Did I. Want the gun. That the new owners. Of our old house. Had found in the cupboard. In the spare bedroom?


It’s not a question that you’re faced with often in life and in retrospect I should have acted surprised (which I was) or shocked (not so much, a body, yes, a gun, well …) But in the split second that I had to think – or not think too much – before I answered, I decided that the best approach was to supply an answer to the question straight, without further elaboration, and so I replied, “No, you can keep it.”

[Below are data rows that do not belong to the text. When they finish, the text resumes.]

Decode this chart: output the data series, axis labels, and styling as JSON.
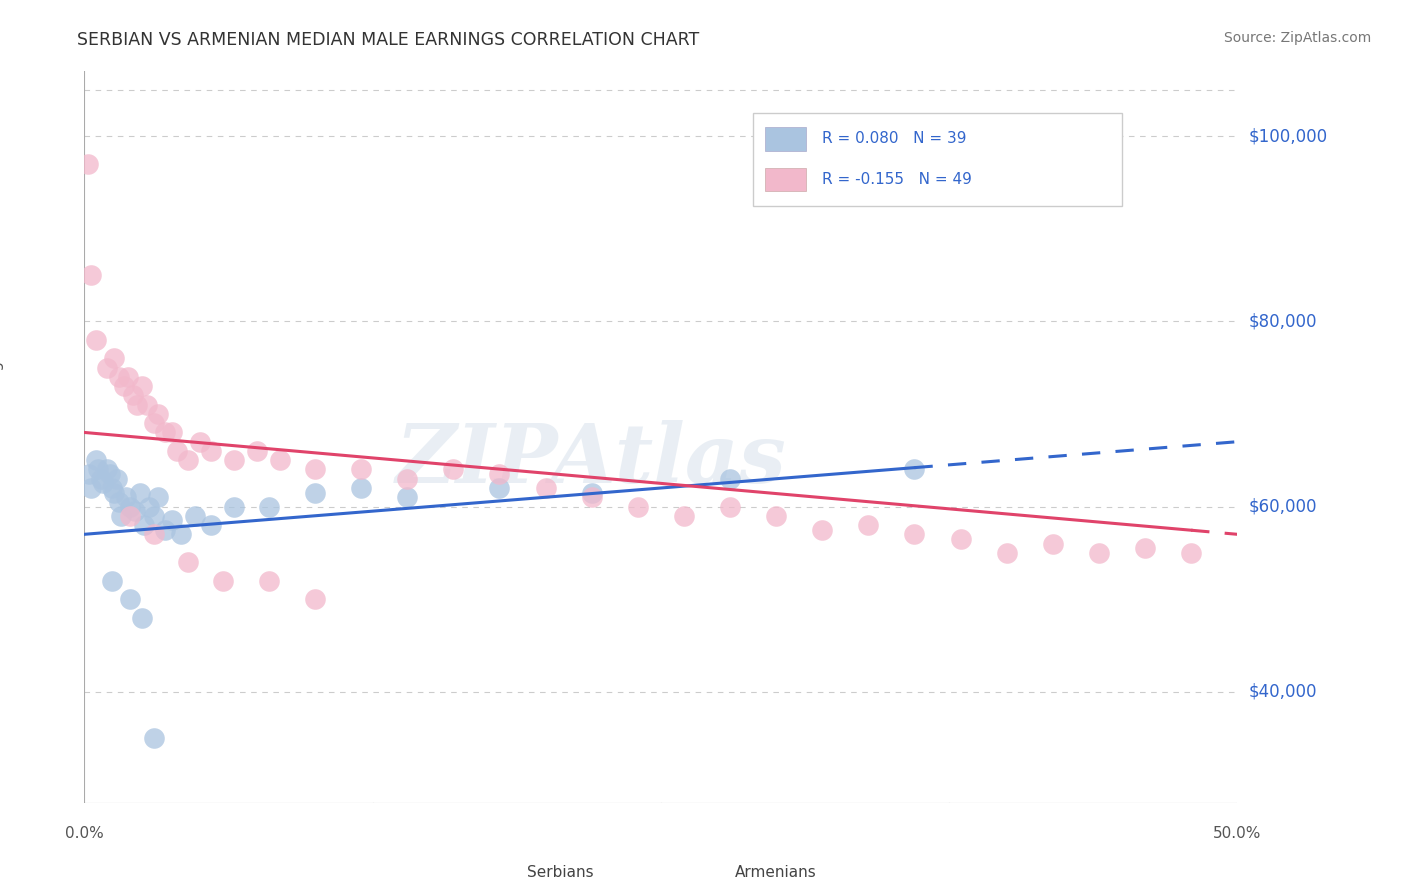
{
  "title": "SERBIAN VS ARMENIAN MEDIAN MALE EARNINGS CORRELATION CHART",
  "source": "Source: ZipAtlas.com",
  "ylabel": "Median Male Earnings",
  "y_ticks": [
    40000,
    60000,
    80000,
    100000
  ],
  "y_tick_labels": [
    "$40,000",
    "$60,000",
    "$80,000",
    "$100,000"
  ],
  "ylim": [
    28000,
    107000
  ],
  "xlim": [
    0.0,
    50.0
  ],
  "serbian_color": "#aac4e0",
  "armenian_color": "#f2b8cb",
  "serbian_line_color": "#3366cc",
  "armenian_line_color": "#e0436a",
  "legend_text_color": "#3366cc",
  "grid_color": "#cccccc",
  "background_color": "#ffffff",
  "serbian_line_x0": 0.0,
  "serbian_line_y0": 57000,
  "serbian_line_x1": 50.0,
  "serbian_line_y1": 67000,
  "serbian_solid_end": 36.0,
  "armenian_line_x0": 0.0,
  "armenian_line_y0": 68000,
  "armenian_line_x1": 50.0,
  "armenian_line_y1": 57000,
  "armenian_solid_end": 48.0,
  "serbian_points": [
    [
      0.2,
      63500
    ],
    [
      0.3,
      62000
    ],
    [
      0.5,
      65000
    ],
    [
      0.6,
      64000
    ],
    [
      0.7,
      63000
    ],
    [
      0.8,
      62500
    ],
    [
      1.0,
      64000
    ],
    [
      1.1,
      63500
    ],
    [
      1.2,
      62000
    ],
    [
      1.3,
      61500
    ],
    [
      1.4,
      63000
    ],
    [
      1.5,
      60500
    ],
    [
      1.6,
      59000
    ],
    [
      1.8,
      61000
    ],
    [
      2.0,
      60000
    ],
    [
      2.2,
      59500
    ],
    [
      2.4,
      61500
    ],
    [
      2.6,
      58000
    ],
    [
      2.8,
      60000
    ],
    [
      3.0,
      59000
    ],
    [
      3.2,
      61000
    ],
    [
      3.5,
      57500
    ],
    [
      3.8,
      58500
    ],
    [
      4.2,
      57000
    ],
    [
      4.8,
      59000
    ],
    [
      5.5,
      58000
    ],
    [
      6.5,
      60000
    ],
    [
      8.0,
      60000
    ],
    [
      10.0,
      61500
    ],
    [
      12.0,
      62000
    ],
    [
      14.0,
      61000
    ],
    [
      18.0,
      62000
    ],
    [
      22.0,
      61500
    ],
    [
      28.0,
      63000
    ],
    [
      36.0,
      64000
    ],
    [
      1.2,
      52000
    ],
    [
      2.0,
      50000
    ],
    [
      2.5,
      48000
    ],
    [
      3.0,
      35000
    ]
  ],
  "armenian_points": [
    [
      0.15,
      97000
    ],
    [
      0.3,
      85000
    ],
    [
      0.5,
      78000
    ],
    [
      1.0,
      75000
    ],
    [
      1.3,
      76000
    ],
    [
      1.5,
      74000
    ],
    [
      1.7,
      73000
    ],
    [
      1.9,
      74000
    ],
    [
      2.1,
      72000
    ],
    [
      2.3,
      71000
    ],
    [
      2.5,
      73000
    ],
    [
      2.7,
      71000
    ],
    [
      3.0,
      69000
    ],
    [
      3.2,
      70000
    ],
    [
      3.5,
      68000
    ],
    [
      3.8,
      68000
    ],
    [
      4.0,
      66000
    ],
    [
      4.5,
      65000
    ],
    [
      5.0,
      67000
    ],
    [
      5.5,
      66000
    ],
    [
      6.5,
      65000
    ],
    [
      7.5,
      66000
    ],
    [
      8.5,
      65000
    ],
    [
      10.0,
      64000
    ],
    [
      12.0,
      64000
    ],
    [
      14.0,
      63000
    ],
    [
      16.0,
      64000
    ],
    [
      18.0,
      63500
    ],
    [
      20.0,
      62000
    ],
    [
      22.0,
      61000
    ],
    [
      24.0,
      60000
    ],
    [
      26.0,
      59000
    ],
    [
      28.0,
      60000
    ],
    [
      30.0,
      59000
    ],
    [
      32.0,
      57500
    ],
    [
      34.0,
      58000
    ],
    [
      36.0,
      57000
    ],
    [
      38.0,
      56500
    ],
    [
      40.0,
      55000
    ],
    [
      42.0,
      56000
    ],
    [
      44.0,
      55000
    ],
    [
      46.0,
      55500
    ],
    [
      48.0,
      55000
    ],
    [
      2.0,
      59000
    ],
    [
      3.0,
      57000
    ],
    [
      4.5,
      54000
    ],
    [
      6.0,
      52000
    ],
    [
      8.0,
      52000
    ],
    [
      10.0,
      50000
    ]
  ],
  "watermark_text": "ZIPAtlas",
  "legend_serbian": "R = 0.080   N = 39",
  "legend_armenian": "R = -0.155   N = 49"
}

There was silence at the other end of the line, a silence broken by me – or a voice that sounded like mine – asking if there was anything else I could help with. In response there was a slightly bewildered “No”, and that was the end of the conversation.


***


One of my earliest memories is one evening standing with my Mum on one side of me, my Dad on the other in the back garden of our house at Liberton. I can now only guess at when this was. However, given the nature of the conversation, it must surely have been before I started school, proper school, not nursery school, and I sensed that a change in my life was imminent. That would make it the summer of 1970. I was 5, Dad 42.


There was something said which made me aware for the first time that our family was not going to remain together in the same house forever. I’m not talking about separation or divorce - my sister and I would both shoulder the family responsibility for that later - simply that at some point, I’d grow up and leave home. And it was possibly something as banal as my Dad having cut the grass that evening, patting me on the head and saying you’ll need to do that when you grow up and have a place of your own. Whatever he said, the realisation that I wasn’t going to spend the rest of my life with Mum and Dad really freaked me out. After trying to convince me of the advantages of leaving home - to a five year old!!! - my father caved in, and said I could live with Mum and him forever. A kind offer but I expect he was grateful I never held him to it.

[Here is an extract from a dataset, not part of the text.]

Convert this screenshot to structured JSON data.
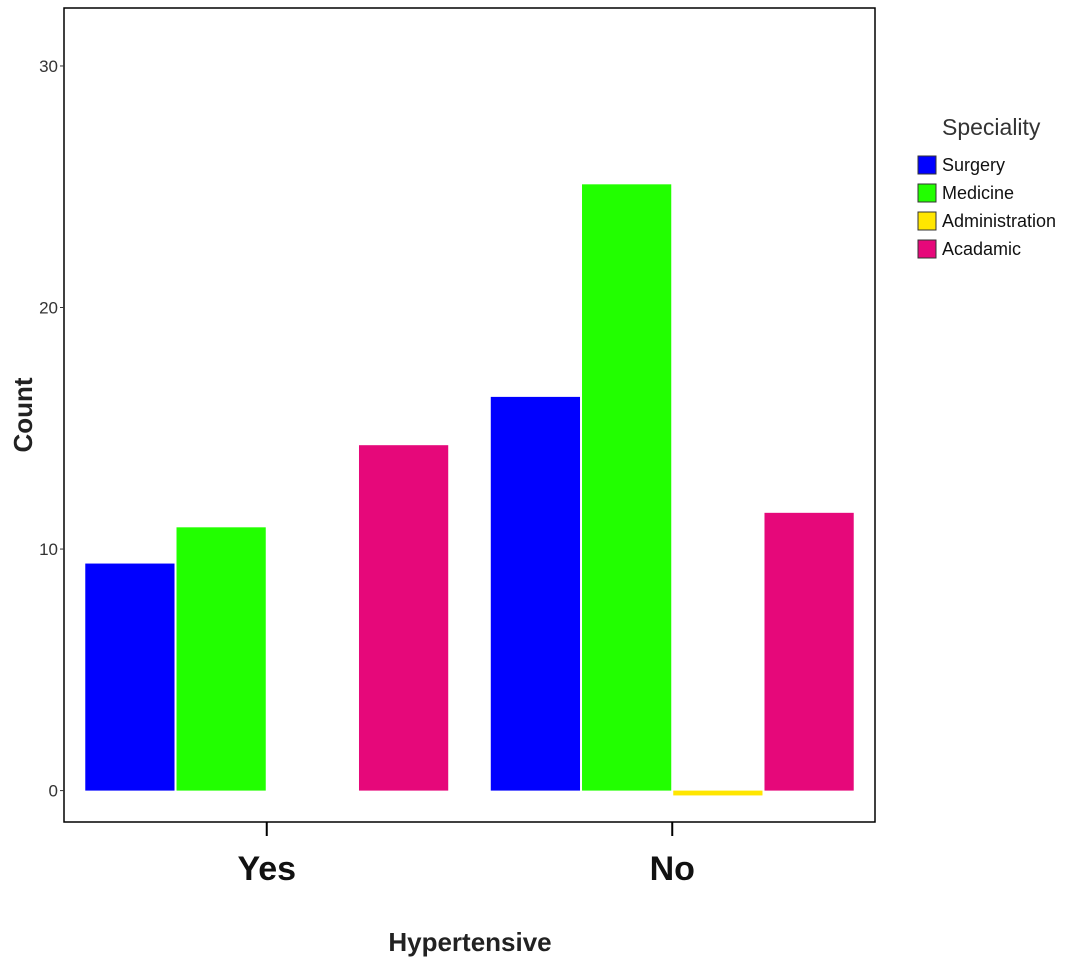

As it turned out our family didn’t remain together in the same house even for all of my school days, moving in 1977 two miles away to the rarely available double upper on the other side of the Braid Hills. But at some point before then - and after the end of the Garden of Eden revelation of 1970 - the gun which caused the lady doctor to phone all those years later made an appearance.


Naturally it belonged to my father and was a relic from his childhood. It is now offence to possess an imitation firearm in a public place ‘without reasonable excuse’ although quite what that might be I don’t know. It is also an offence to sell one to a person under the age of 18, and for a person under the age of 18 to buy one. But in Aberdeen in the 1930s a replica rifle which fired actual lead ammunition was considered a suitable toy for an eight year old. Dad is no longer around to tell what his usual targets were but there was a field behind the family home at Hilton Terrace so perhaps squirrels, rabbits, or, more likely, empty tin cans placed on top of a fence. But on one occasion he took it upon himself to play sniper, and from an upstairs window shot an unsuspecting pedestrian in the arse.

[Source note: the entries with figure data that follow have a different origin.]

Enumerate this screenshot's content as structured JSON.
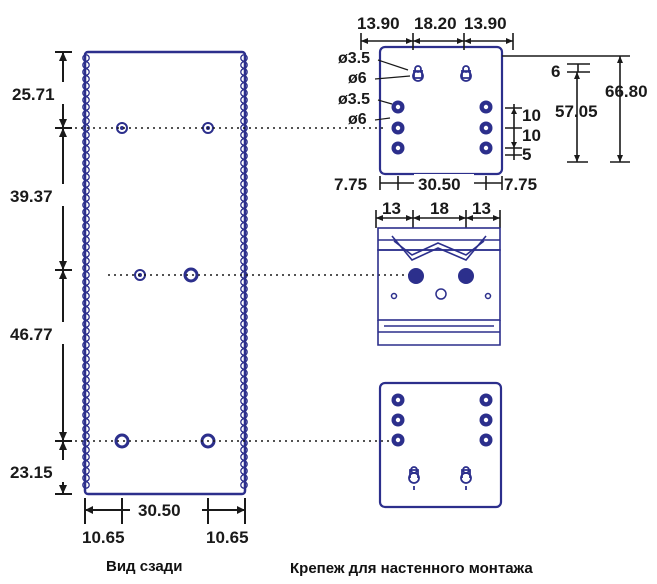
{
  "rear_view": {
    "caption": "Вид сзади",
    "dims": {
      "v1": "25.71",
      "v2": "39.37",
      "v3": "46.77",
      "v4": "23.15",
      "bottom_span": "30.50",
      "bottom_left": "10.65",
      "bottom_right": "10.65"
    }
  },
  "wall_mount": {
    "caption": "Крепеж для настенного монтажа",
    "top_plate": {
      "top_left": "13.90",
      "top_mid": "18.20",
      "top_right": "13.90",
      "dia_slot": "ø3.5",
      "dia_slot_head": "ø6",
      "dia_hole": "ø3.5",
      "dia_hole_head": "ø6",
      "right_small": "6",
      "right_mid": "57.05",
      "right_total": "66.80",
      "pitch1": "10",
      "pitch2": "10",
      "pitch3": "5",
      "bottom_left": "7.75",
      "bottom_mid": "30.50",
      "bottom_right": "7.75"
    },
    "din_clip": {
      "left": "13",
      "mid": "18",
      "right": "13"
    }
  },
  "colors": {
    "outline": "#2c2f8c",
    "dimension": "#1a1a1a"
  }
}
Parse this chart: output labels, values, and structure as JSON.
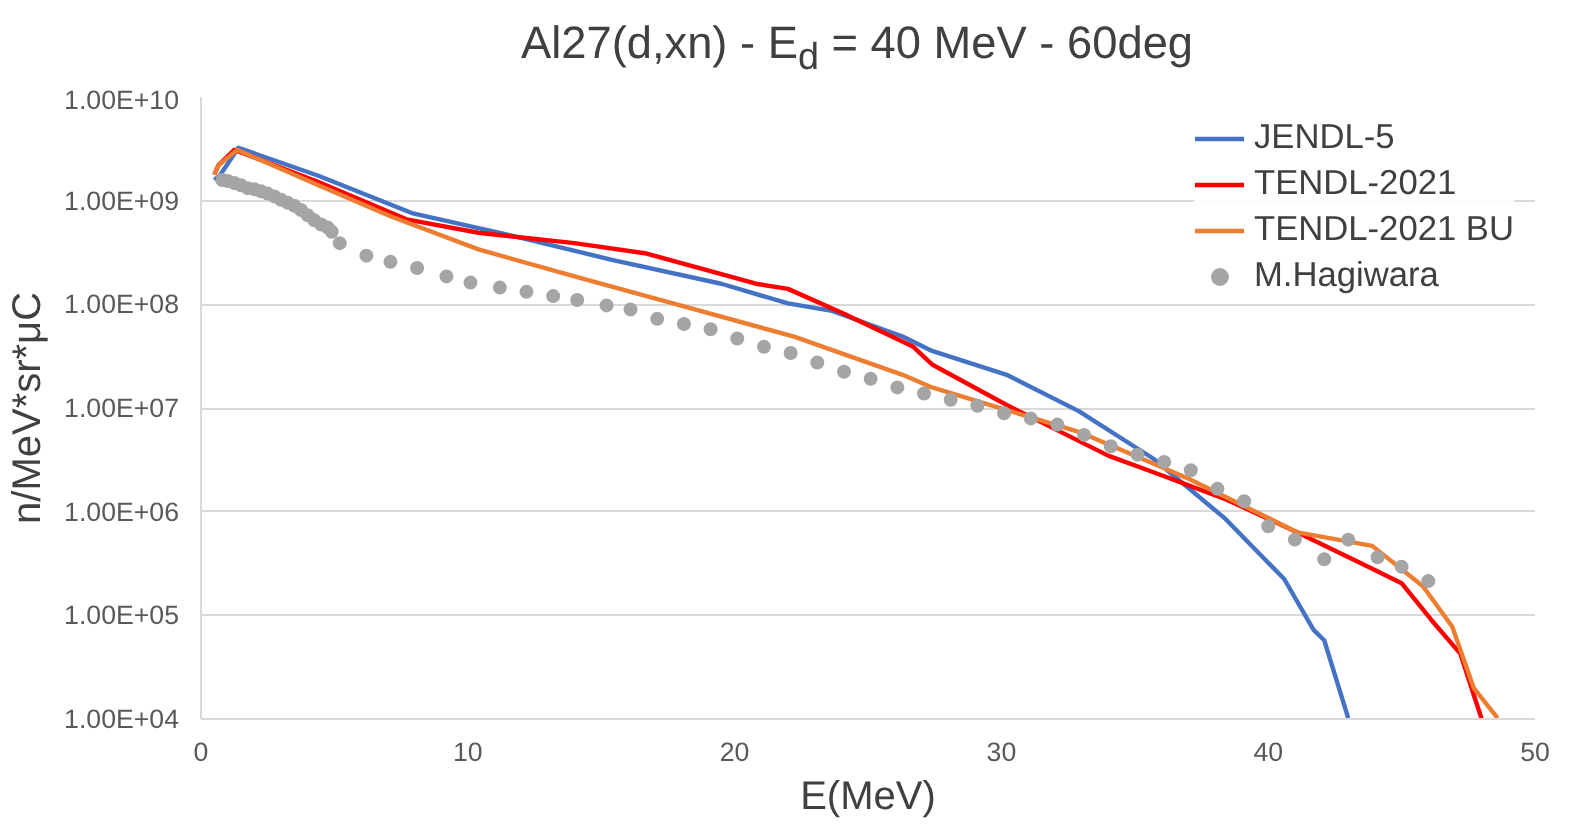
{
  "chart_data": {
    "type": "line",
    "title": "Al27(d,xn) - E$_{d}$ = 40 MeV - 60deg",
    "xlabel": "E(MeV)",
    "ylabel": "n/MeV*sr*μC",
    "log": "y",
    "grid": "y",
    "legend": "top right",
    "line_style": "solid",
    "xlim": [
      0,
      50
    ],
    "xticks": [
      0,
      10,
      20,
      30,
      40,
      50
    ],
    "ylim": [
      10000,
      10000000000
    ],
    "yticks": [
      {
        "value": 10000,
        "label": "1.00E+04"
      },
      {
        "value": 100000,
        "label": "1.00E+05"
      },
      {
        "value": 1000000,
        "label": "1.00E+06"
      },
      {
        "value": 10000000,
        "label": "1.00E+07"
      },
      {
        "value": 100000000,
        "label": "1.00E+08"
      },
      {
        "value": 1000000000,
        "label": "1.00E+09"
      },
      {
        "value": 10000000000,
        "label": "1.00E+10"
      }
    ],
    "series": [
      {
        "name": "JENDL-5",
        "type": "line",
        "color": "#4472c4",
        "x": [
          0.5,
          0.7,
          1.4,
          4.4,
          7.9,
          11.2,
          15.4,
          19.5,
          22,
          23.6,
          26.3,
          27.4,
          30.2,
          32.9,
          35.7,
          38.4,
          40.6,
          41.7,
          42.1,
          43.0
        ],
        "values": [
          1580000000.0,
          1740000000.0,
          3240000000.0,
          1740000000.0,
          759000000.0,
          490000000.0,
          269000000.0,
          158000000.0,
          102000000.0,
          87100000.0,
          49000000.0,
          35500000.0,
          20900000.0,
          9330000.0,
          3240000.0,
          851000.0,
          224000.0,
          72400.0,
          57500.0,
          10200.0
        ]
      },
      {
        "name": "TENDL-2021",
        "type": "line",
        "color": "#ff0000",
        "x": [
          0.5,
          0.65,
          1.25,
          4.4,
          7.7,
          10.4,
          14.0,
          16.7,
          20.8,
          22,
          24.1,
          26.7,
          27.4,
          30.2,
          34.0,
          35.7,
          38.4,
          41.1,
          43.9,
          45.0,
          46.1,
          47.2,
          48.0
        ],
        "values": [
          1780000000.0,
          2190000000.0,
          3090000000.0,
          1510000000.0,
          661000000.0,
          490000000.0,
          389000000.0,
          309000000.0,
          158000000.0,
          141000000.0,
          81300000.0,
          38900000.0,
          26300000.0,
          10700000.0,
          3470000.0,
          2400000.0,
          1320000.0,
          631000.0,
          282000.0,
          204000.0,
          91200.0,
          42700.0,
          10000.0
        ]
      },
      {
        "name": "TENDL-2021 BU",
        "type": "line",
        "color": "#ed7d31",
        "x": [
          0.5,
          0.65,
          1.36,
          4.4,
          7.1,
          10.4,
          14.0,
          18.1,
          22.2,
          26.3,
          27.4,
          32.9,
          37.0,
          41.1,
          43.9,
          45.8,
          46.9,
          47.7,
          48.6
        ],
        "values": [
          1780000000.0,
          2190000000.0,
          3090000000.0,
          1410000000.0,
          708000000.0,
          339000000.0,
          186000000.0,
          95500000.0,
          49000000.0,
          20900000.0,
          15800000.0,
          5890000.0,
          2090000.0,
          631000.0,
          468000.0,
          191000.0,
          77600.0,
          20000.0,
          10200.0
        ]
      },
      {
        "name": "M.Hagiwara",
        "type": "scatter",
        "marker": "circle",
        "color": "#a5a5a5",
        "x": [
          0.8,
          1,
          1.25,
          1.5,
          1.75,
          2,
          2.25,
          2.5,
          2.75,
          3,
          3.25,
          3.5,
          3.75,
          4,
          4.25,
          4.5,
          4.75,
          4.9,
          5.2,
          6.2,
          7.1,
          8.1,
          9.2,
          10.1,
          11.2,
          12.2,
          13.2,
          14.1,
          15.2,
          16.1,
          17.1,
          18.1,
          19.1,
          20.1,
          21.1,
          22.1,
          23.1,
          24.1,
          25.1,
          26.1,
          27.1,
          28.1,
          29.1,
          30.1,
          31.1,
          32.1,
          33.1,
          34.1,
          35.1,
          36.1,
          37.1,
          38.1,
          39.1,
          40.0,
          41.0,
          42.1,
          43.0,
          44.1,
          45.0,
          46.0
        ],
        "values": [
          1580000000.0,
          1550000000.0,
          1480000000.0,
          1410000000.0,
          1320000000.0,
          1290000000.0,
          1230000000.0,
          1170000000.0,
          1100000000.0,
          1020000000.0,
          955000000.0,
          891000000.0,
          813000000.0,
          724000000.0,
          646000000.0,
          589000000.0,
          550000000.0,
          501000000.0,
          389000000.0,
          295000000.0,
          257000000.0,
          224000000.0,
          186000000.0,
          162000000.0,
          145000000.0,
          132000000.0,
          120000000.0,
          110000000.0,
          97700000.0,
          89100000.0,
          72400000.0,
          64600000.0,
          57500000.0,
          46800000.0,
          38900000.0,
          33900000.0,
          27500000.0,
          22400000.0,
          19100000.0,
          15800000.0,
          13800000.0,
          12000000.0,
          10500000.0,
          8910000.0,
          7940000.0,
          6920000.0,
          5500000.0,
          4270000.0,
          3550000.0,
          3020000.0,
          2510000.0,
          1660000.0,
          1260000.0,
          724000.0,
          537000.0,
          347000.0,
          537000.0,
          363000.0,
          295000.0,
          214000.0
        ]
      }
    ]
  }
}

No doubt it was a flashback to this period of his youth that persuaded him one Sunday morning that the best way to eradicate a recalcitrant rat from our garden compost heap was to shoot it using a pre-war replica rifle. I suspect the rodent lived to see another day, and all my Dad achieved was to wake up our next door neighbours, Mr & Mrs Meikle, enjoying their one morning a week escape from running their butcher shop.


The gun was forgotten about and, as I now know ended up in the spare bedroom cupboard of number 27 for the best part of four decades. May still be there now.